On Thu, 2018-01-04 at 14:02 +0100, Niels Möller wrote:
Nikos Mavrogiannopoulos n.mavrogiannopoulos@gmail.com writes:
Niels what do think about CFB8?
If there applications for it, it makes sense to add it. My main question is, should it be a separate set of functions, or should we make the reasonably straightforward extension to cfb_encrypt and cfb_decrypt so that passing length == 1 implies cfb8? All needed, if I remember the earlier discussion, is to add the appopriate iv update to the
if (left > 0) { .... }
Do you think we need this generality? The CFB mode is a legacy mode, and the only existing uses in software are cfb8 or cfb with block size.

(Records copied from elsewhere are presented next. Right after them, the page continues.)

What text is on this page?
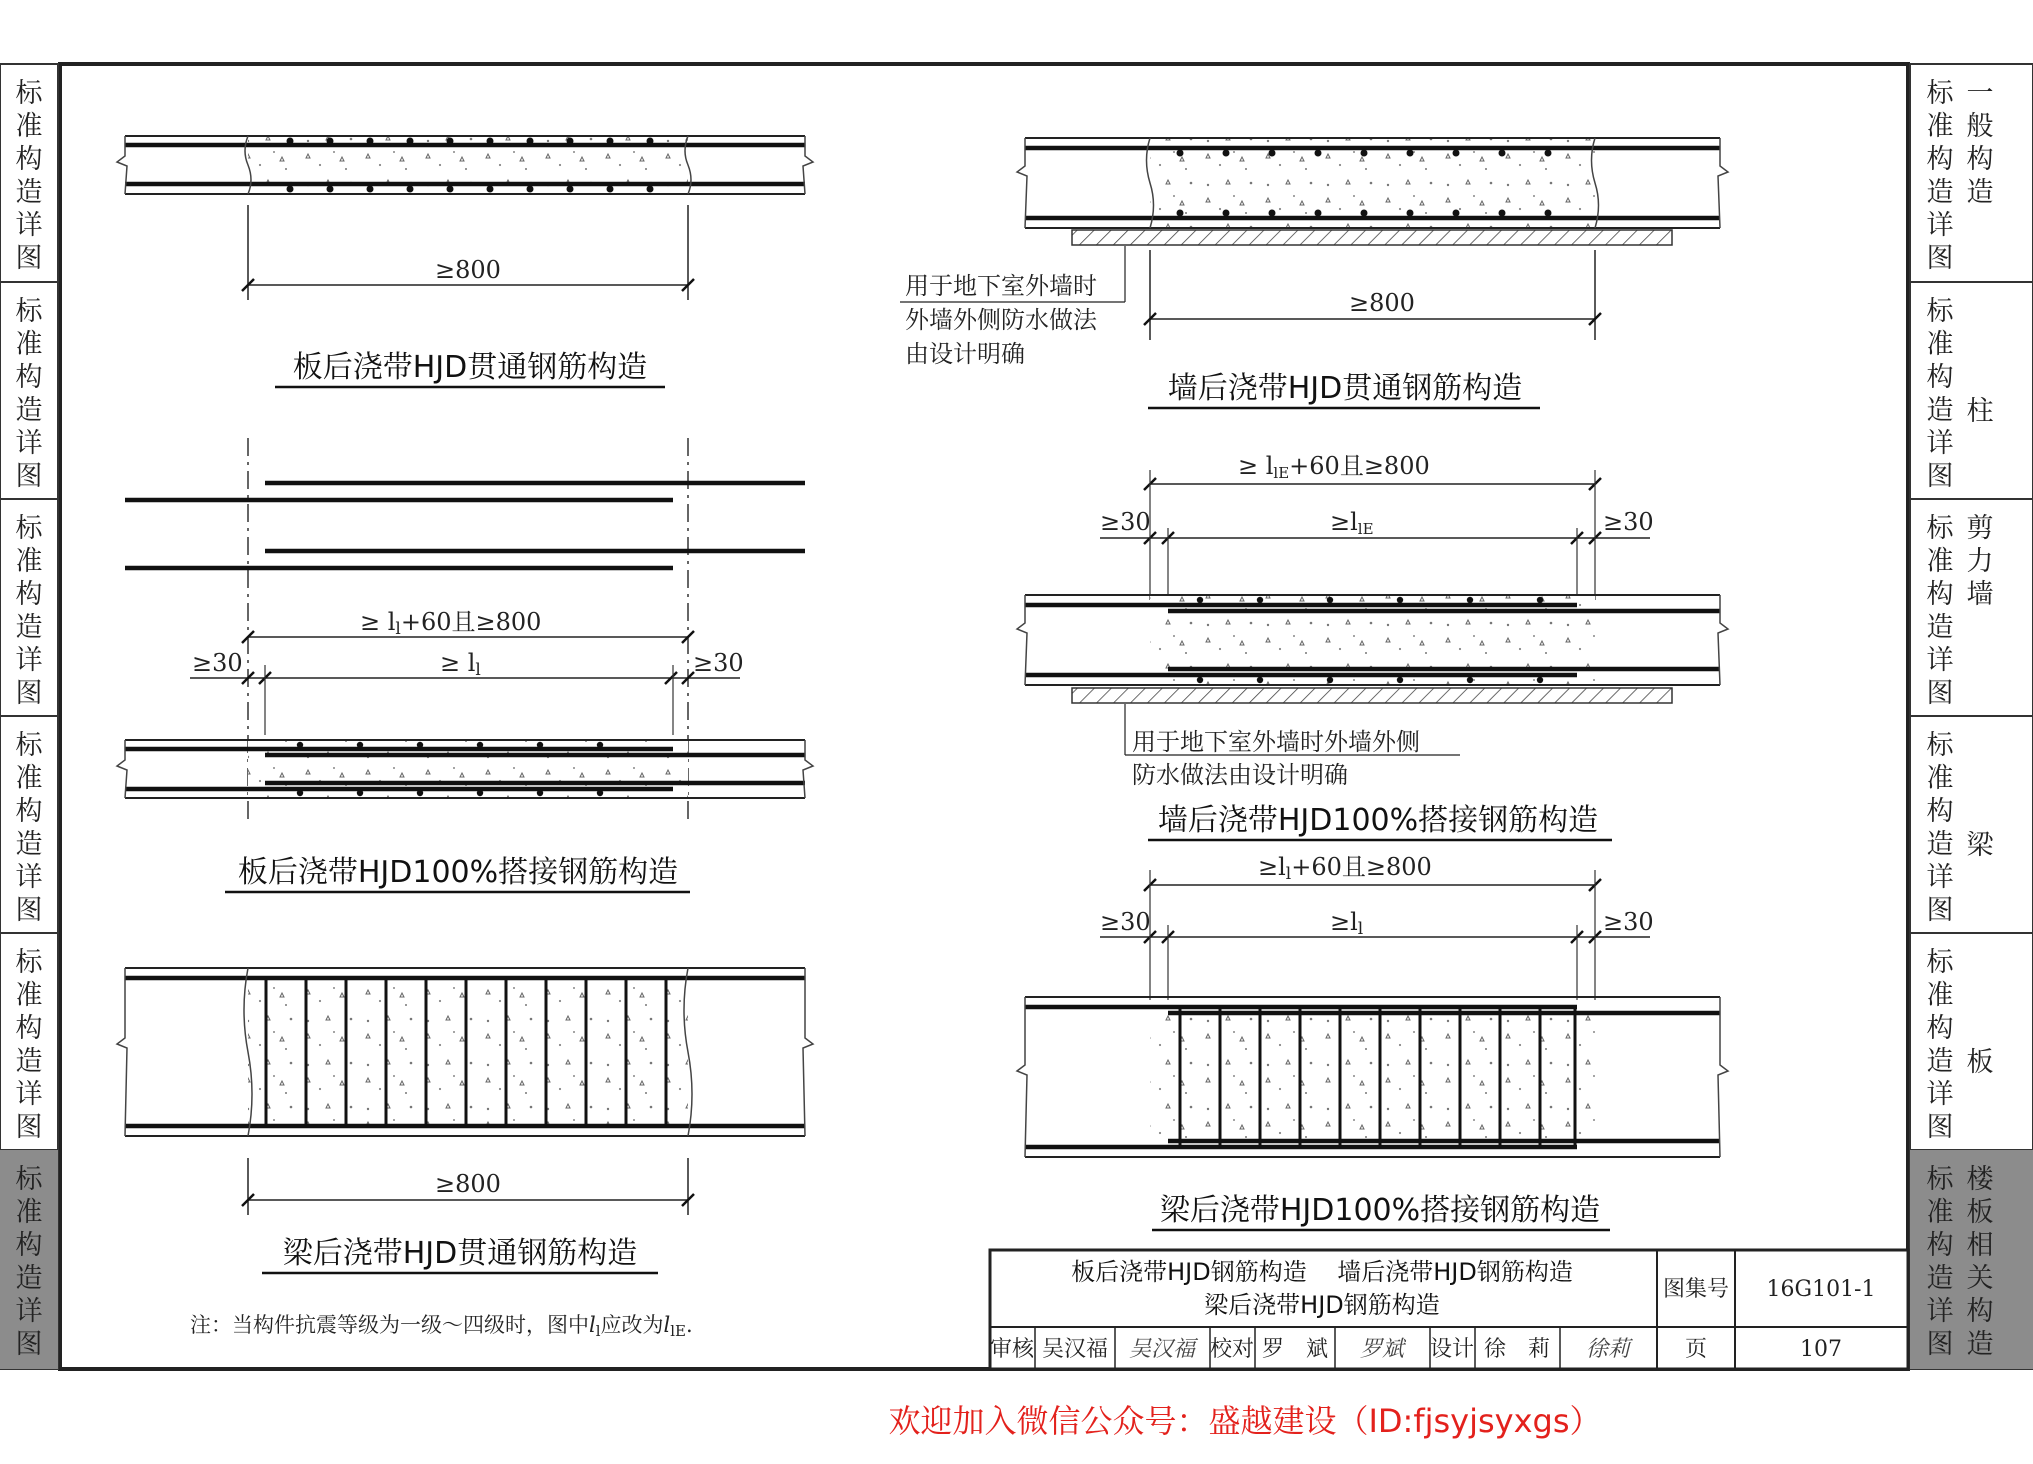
标准构造详图
标准构造详图
标准构造详图
标准构造详图
标准构造详图
标准构造详图
标准构造详图
一般构造
标准构造详图
柱
标准构造详图
剪力墙
标准构造详图
梁
标准构造详图
板
标准构造详图
楼板相关构造
≥800
板后浇带HJD贯通钢筋构造
≥ ll+60且≥800
≥ ll
≥30	≥30
板后浇带HJD100%搭接钢筋构造
≥800
梁后浇带HJD贯通钢筋构造
注：当构件抗震等级为一级～四级时，图中ll应改为llE.
≥800
用于地下室外墙时
外墙外侧防水做法
由设计明确
墙后浇带HJD贯通钢筋构造
≥ llE+60且≥800
≥llE
≥30	≥30
用于地下室外墙时外墙外侧
防水做法由设计明确
墙后浇带HJD100%搭接钢筋构造
≥ll+60且≥800
≥ll
≥30	≥30
梁后浇带HJD100%搭接钢筋构造
板后浇带HJD钢筋构造    墙后浇带HJD钢筋构造
梁后浇带HJD钢筋构造
图集号 16G101-1
审核 吴汉福 吴汉福 校对 罗　斌 罗斌 设计 徐　莉 徐莉 页	107
欢迎加入微信公众号：盛越建设（ID:fjsyjsyxgs）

NIST SP800-38a defines CFB1, CFB8 and CFB128, so even such a generalized mode wouldn't cope with CFB1 (and it shouldn't as CFB1 looks like something defined for compatibility with old hw).
What's samba's usecase for CFB8? As far as I understand, CFB8 (or small-symbol CFB in general) makes sense only when one needs to encrypt and transmit each byte before the next cleartext byte becomes available.
It's for the netlogon protocol as far as I understand. They use CFB8 to encrypt arbitrary data, as if it was with a stream cipher. I can only speculate why CFB8 was chosen, but I guess it was selected as a way to convert a block cipher to a stream and avoid thinking about padding.
On that view, I've compiled a list of new modes which seem to be useful in other applications: AES-CMAC: fast MAC used in samba and there is a draft for NTP protocol. There is implementation in samba at [1]. AES-XTS: it is a mode used in disk volume encryption when no authentication is to be present (ntfs and luks can use it). It is implemented in qemu [0] which already has a nettle back-end. AES-SIV-CMAC: An AES AEAD mode which does not fail secrecy/catastrophically when a nonce is repeated. There is a draft for its use under NTP (draft-ietf-ntp-using-nts-for-ntp-10).
Do they fit well with current nettle interfaces? I take it CMAC is related (but slightly different?) to the CBC-MAC used in CCM mode?
Right.
For the AES-CMAC, there doesn't seem to be a generic MAC interface in nettle, but even if it was, it is a straightforward MAC with setkey(), update() and digest().
AES-SIV-CMAC is an AEAD cipher so I guess an interface like ccm_encrypt_message() and ccm_decrypt_message() would be sufficient.
XTS looks like something along CBC api-wise. It will require the storage of two cipher states, but nothing special.